Cell for FATA Studies(CFS)
The region was annexed in the 19th century during the British colonial period. The British Raj attempted to control the population of the annexed tribal regions with the Frontier Crimes Regulations (FCR), which allowed considerable power to govern to local nobles so long as these nobles were willing to meet the needs of the British.
The territories that together form FATA consist of seven ‘Political Agencies’ – Bajaur, Khyber, Kurram, Mohmand, North Waziristan, Orakzai, and South Waziristan – and six smaller zones, called ‘Frontier Regions’ (FRs), which are attached with the districts of Bannu, Dera Ismail Khan, Kohat, Lakki Marwat, Peshawar, and Tank.

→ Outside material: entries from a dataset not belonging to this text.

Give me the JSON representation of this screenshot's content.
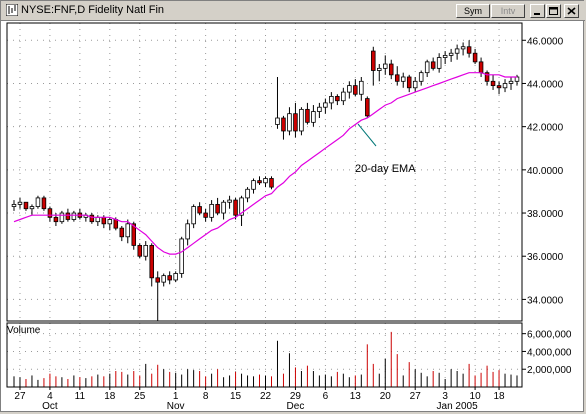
{
  "window": {
    "title": "NYSE:FNF,D Fidelity Natl Fin",
    "buttons": {
      "sym": "Sym",
      "intv": "Intv"
    }
  },
  "colors": {
    "up": "#ffffff",
    "down": "#cc0000",
    "ema": "#e000e0",
    "axis": "#000000",
    "annotation_line": "#007777"
  },
  "chart_data": [
    {
      "type": "candlestick",
      "ylim": [
        33.0,
        46.8
      ],
      "yticks": [
        "46.0000",
        "44.0000",
        "42.0000",
        "40.0000",
        "38.0000",
        "36.0000",
        "34.0000"
      ],
      "ytick_values": [
        46,
        44,
        42,
        40,
        38,
        36,
        34
      ],
      "grid": true,
      "annotation": "20-day EMA",
      "ohlc": [
        [
          38.3,
          38.6,
          38.1,
          38.4
        ],
        [
          38.4,
          38.7,
          38.2,
          38.5
        ],
        [
          38.5,
          38.5,
          38.1,
          38.2
        ],
        [
          38.2,
          38.4,
          37.9,
          38.3
        ],
        [
          38.3,
          38.8,
          38.2,
          38.7
        ],
        [
          38.7,
          38.8,
          38.1,
          38.2
        ],
        [
          38.2,
          38.3,
          37.6,
          37.8
        ],
        [
          37.8,
          38.0,
          37.4,
          37.6
        ],
        [
          37.6,
          38.1,
          37.5,
          38.0
        ],
        [
          38.0,
          38.2,
          37.6,
          37.7
        ],
        [
          37.7,
          38.1,
          37.6,
          38.0
        ],
        [
          38.0,
          38.2,
          37.7,
          37.8
        ],
        [
          37.8,
          38.0,
          37.6,
          37.9
        ],
        [
          37.9,
          38.0,
          37.5,
          37.6
        ],
        [
          37.6,
          37.9,
          37.4,
          37.8
        ],
        [
          37.8,
          37.9,
          37.3,
          37.5
        ],
        [
          37.5,
          37.8,
          37.2,
          37.7
        ],
        [
          37.7,
          37.8,
          37.2,
          37.3
        ],
        [
          37.3,
          37.4,
          36.7,
          36.9
        ],
        [
          36.9,
          37.7,
          36.6,
          37.5
        ],
        [
          37.5,
          37.6,
          36.3,
          36.5
        ],
        [
          36.5,
          36.6,
          35.9,
          36.0
        ],
        [
          36.0,
          36.7,
          35.8,
          36.5
        ],
        [
          36.5,
          36.6,
          34.6,
          35.0
        ],
        [
          35.0,
          35.3,
          33.0,
          34.8
        ],
        [
          34.8,
          35.2,
          34.6,
          35.1
        ],
        [
          35.1,
          35.3,
          34.7,
          34.9
        ],
        [
          34.9,
          35.3,
          34.8,
          35.2
        ],
        [
          35.2,
          36.9,
          35.0,
          36.8
        ],
        [
          36.8,
          37.7,
          36.5,
          37.5
        ],
        [
          37.5,
          38.4,
          37.3,
          38.3
        ],
        [
          38.3,
          38.5,
          37.9,
          38.0
        ],
        [
          38.0,
          38.2,
          37.6,
          37.8
        ],
        [
          37.8,
          38.6,
          37.6,
          38.4
        ],
        [
          38.4,
          38.7,
          37.9,
          38.0
        ],
        [
          38.0,
          38.6,
          37.7,
          38.5
        ],
        [
          38.5,
          38.8,
          38.2,
          38.6
        ],
        [
          38.6,
          38.7,
          37.7,
          37.9
        ],
        [
          37.9,
          38.8,
          37.4,
          38.7
        ],
        [
          38.7,
          39.2,
          38.5,
          39.1
        ],
        [
          39.1,
          39.6,
          38.9,
          39.5
        ],
        [
          39.5,
          39.7,
          39.3,
          39.4
        ],
        [
          39.4,
          39.7,
          39.2,
          39.6
        ],
        [
          39.6,
          39.7,
          39.1,
          39.2
        ],
        [
          42.1,
          44.3,
          41.9,
          42.4
        ],
        [
          42.4,
          42.5,
          41.4,
          41.8
        ],
        [
          41.8,
          42.9,
          41.6,
          42.6
        ],
        [
          42.6,
          43.1,
          41.5,
          41.8
        ],
        [
          41.8,
          42.9,
          41.6,
          42.8
        ],
        [
          42.8,
          43.1,
          42.1,
          42.2
        ],
        [
          42.2,
          43.0,
          42.0,
          42.7
        ],
        [
          42.7,
          43.1,
          42.4,
          42.9
        ],
        [
          42.9,
          43.3,
          42.6,
          43.1
        ],
        [
          43.1,
          43.6,
          42.8,
          43.4
        ],
        [
          43.4,
          43.5,
          43.0,
          43.2
        ],
        [
          43.2,
          43.8,
          43.0,
          43.6
        ],
        [
          43.6,
          44.1,
          43.3,
          43.9
        ],
        [
          43.9,
          44.2,
          43.4,
          43.5
        ],
        [
          43.5,
          44.3,
          43.2,
          44.1
        ],
        [
          43.3,
          43.4,
          42.4,
          42.5
        ],
        [
          45.5,
          45.7,
          43.9,
          44.6
        ],
        [
          44.6,
          44.9,
          44.1,
          44.7
        ],
        [
          44.7,
          45.3,
          44.4,
          44.9
        ],
        [
          44.9,
          45.1,
          44.2,
          44.4
        ],
        [
          44.4,
          44.8,
          43.9,
          44.1
        ],
        [
          44.1,
          44.5,
          43.8,
          44.3
        ],
        [
          44.3,
          44.4,
          43.6,
          43.8
        ],
        [
          43.8,
          44.3,
          43.6,
          44.1
        ],
        [
          44.1,
          44.6,
          43.9,
          44.5
        ],
        [
          44.5,
          45.1,
          44.3,
          45.0
        ],
        [
          45.0,
          45.2,
          44.6,
          44.7
        ],
        [
          44.7,
          45.4,
          44.5,
          45.2
        ],
        [
          45.2,
          45.5,
          44.9,
          45.3
        ],
        [
          45.3,
          45.6,
          45.0,
          45.4
        ],
        [
          45.4,
          45.8,
          45.1,
          45.6
        ],
        [
          45.6,
          45.9,
          45.3,
          45.7
        ],
        [
          45.7,
          46.0,
          45.2,
          45.4
        ],
        [
          45.4,
          45.6,
          44.9,
          45.0
        ],
        [
          45.0,
          45.2,
          44.3,
          44.5
        ],
        [
          44.5,
          44.6,
          43.9,
          44.1
        ],
        [
          44.1,
          44.4,
          43.7,
          43.9
        ],
        [
          43.9,
          44.1,
          43.5,
          43.8
        ],
        [
          43.8,
          44.2,
          43.6,
          44.0
        ],
        [
          44.0,
          44.3,
          43.7,
          44.1
        ],
        [
          44.1,
          44.4,
          43.9,
          44.3
        ]
      ],
      "ema": [
        37.6,
        37.7,
        37.8,
        37.9,
        37.9,
        37.9,
        37.9,
        37.9,
        37.9,
        37.9,
        37.9,
        37.9,
        37.9,
        37.8,
        37.8,
        37.8,
        37.8,
        37.7,
        37.6,
        37.6,
        37.4,
        37.2,
        37.0,
        36.7,
        36.4,
        36.2,
        36.1,
        36.1,
        36.2,
        36.4,
        36.6,
        36.8,
        37.0,
        37.2,
        37.3,
        37.5,
        37.7,
        37.8,
        38.0,
        38.2,
        38.4,
        38.6,
        38.8,
        38.9,
        39.2,
        39.4,
        39.7,
        39.9,
        40.2,
        40.4,
        40.6,
        40.8,
        41.0,
        41.2,
        41.4,
        41.6,
        41.9,
        42.1,
        42.3,
        42.4,
        42.6,
        42.8,
        43.0,
        43.1,
        43.3,
        43.4,
        43.5,
        43.6,
        43.7,
        43.8,
        43.9,
        44.0,
        44.1,
        44.2,
        44.3,
        44.4,
        44.5,
        44.5,
        44.5,
        44.4,
        44.4,
        44.4,
        44.3,
        44.3,
        44.3
      ]
    },
    {
      "type": "bar",
      "title": "Volume",
      "ylim": [
        0,
        7200000
      ],
      "yticks": [
        "6,000,000",
        "4,000,000",
        "2,000,000"
      ],
      "ytick_values": [
        6000000,
        4000000,
        2000000
      ],
      "values": [
        1200000,
        1100000,
        900000,
        1300000,
        800000,
        1000000,
        1500000,
        1200000,
        1100000,
        900000,
        1300000,
        1100000,
        1000000,
        1200000,
        1400000,
        1200000,
        1500000,
        1800000,
        1700000,
        1400000,
        1800000,
        1300000,
        2600000,
        1500000,
        2500000,
        2000000,
        1700000,
        1600000,
        1400000,
        2000000,
        1900000,
        1800000,
        1200000,
        1500000,
        2000000,
        1100000,
        1300000,
        1700000,
        1500000,
        1300000,
        1200000,
        1400000,
        1300000,
        1200000,
        5200000,
        1500000,
        3800000,
        2200000,
        1800000,
        2400000,
        1800000,
        1300000,
        1400000,
        1200000,
        1700000,
        1500000,
        1100000,
        1300000,
        1400000,
        4800000,
        2600000,
        1500000,
        3200000,
        6200000,
        3700000,
        1300000,
        2800000,
        2000000,
        1600000,
        1200000,
        1800000,
        1600000,
        900000,
        2000000,
        1800000,
        1500000,
        2600000,
        1300000,
        1600000,
        2400000,
        1700000,
        1900000,
        1500000,
        1400000,
        1300000
      ]
    }
  ],
  "xaxis": {
    "ticks": [
      {
        "i": 1,
        "label": "27"
      },
      {
        "i": 6,
        "label": "4"
      },
      {
        "i": 11,
        "label": "11"
      },
      {
        "i": 16,
        "label": "18"
      },
      {
        "i": 21,
        "label": "25"
      },
      {
        "i": 27,
        "label": "1"
      },
      {
        "i": 32,
        "label": "8"
      },
      {
        "i": 37,
        "label": "15"
      },
      {
        "i": 42,
        "label": "22"
      },
      {
        "i": 47,
        "label": "29"
      },
      {
        "i": 52,
        "label": "6"
      },
      {
        "i": 57,
        "label": "13"
      },
      {
        "i": 62,
        "label": "20"
      },
      {
        "i": 67,
        "label": "27"
      },
      {
        "i": 72,
        "label": "3"
      },
      {
        "i": 77,
        "label": "10"
      },
      {
        "i": 81,
        "label": "18"
      }
    ],
    "months": [
      {
        "i": 6,
        "label": "Oct"
      },
      {
        "i": 27,
        "label": "Nov"
      },
      {
        "i": 47,
        "label": "Dec"
      },
      {
        "i": 74,
        "label": "Jan 2005"
      }
    ]
  }
}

To the North and East, the tribal areas are bounded by Khyber Pakhtunkhwa (KP), while to the South is the province of Baluchistan. The Durand Line, which separates Pakistan from Afghanistan, forms the Western border of FATA.
System of Administration
Pakistan’s tribal regions are managed through an indirect system of administration for the execution of government policies. The pivot of this administration is the political agent, who influences tribes indirectly through local notables called Maliks. In return for their services, the Maliks receive allowances and are provided with patronage. Such a system lays down a narrow base of support for the government and is one of the main reasons for not generating a larger base of supporters for the state of Pakistan.
Frontier Crimes Regulation (FCR)
Control over the administered portion of the tribal areas is exercised by a stringent law enacted in 1901 called the Frontier Crimes Regulation (FCR). This basic law is used for settling disputes and exercising control. Barring some exceptions, disputes and complaints are handed over to Jirgas (tribal juries) for decisions. An assistant political officer acts as the administrator of a Jirga.

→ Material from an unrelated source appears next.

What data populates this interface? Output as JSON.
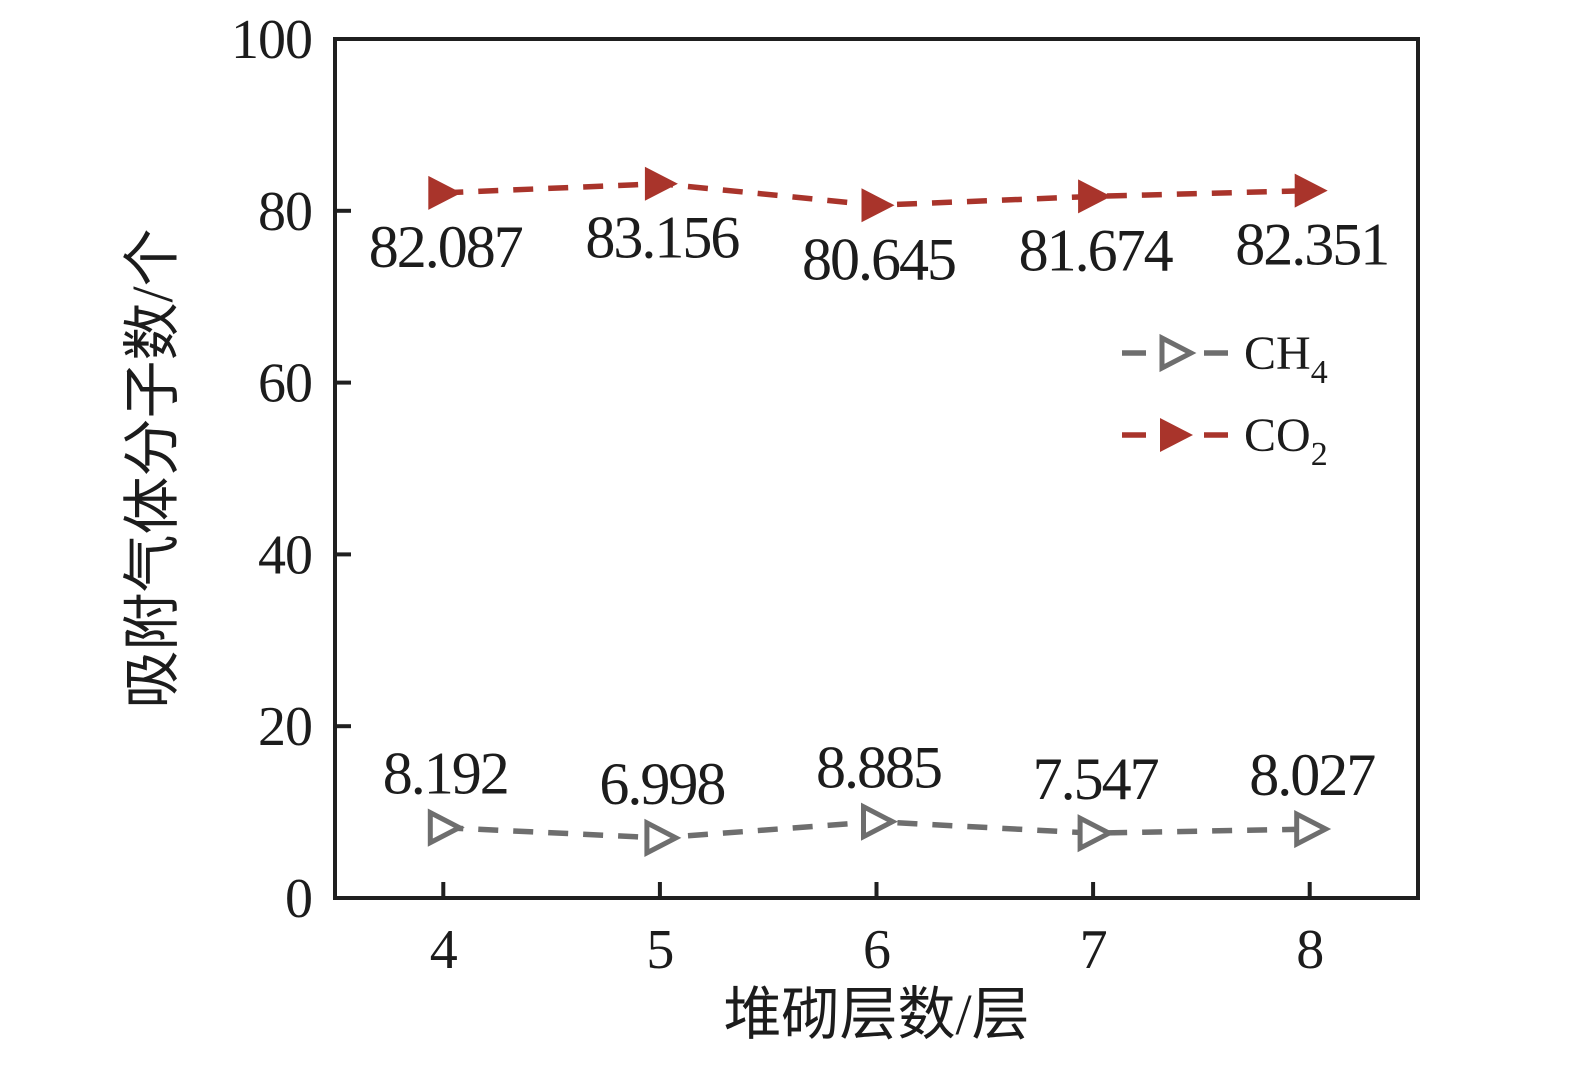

It may be noted that this system works best when the political agent is accepted as the unchallenged head of the agency administration. This has not been the case since October 2002, when the military entered FATA. As a result the tribal administration became dysfunctional and the political agent lost control over the tribes. As stated earlier, the main cause of this outcome was the subordination of the political agent’s authority to the military commander and the military’s direct handling of tribal matters, a move away from the former practice of exerting control through diplomacy.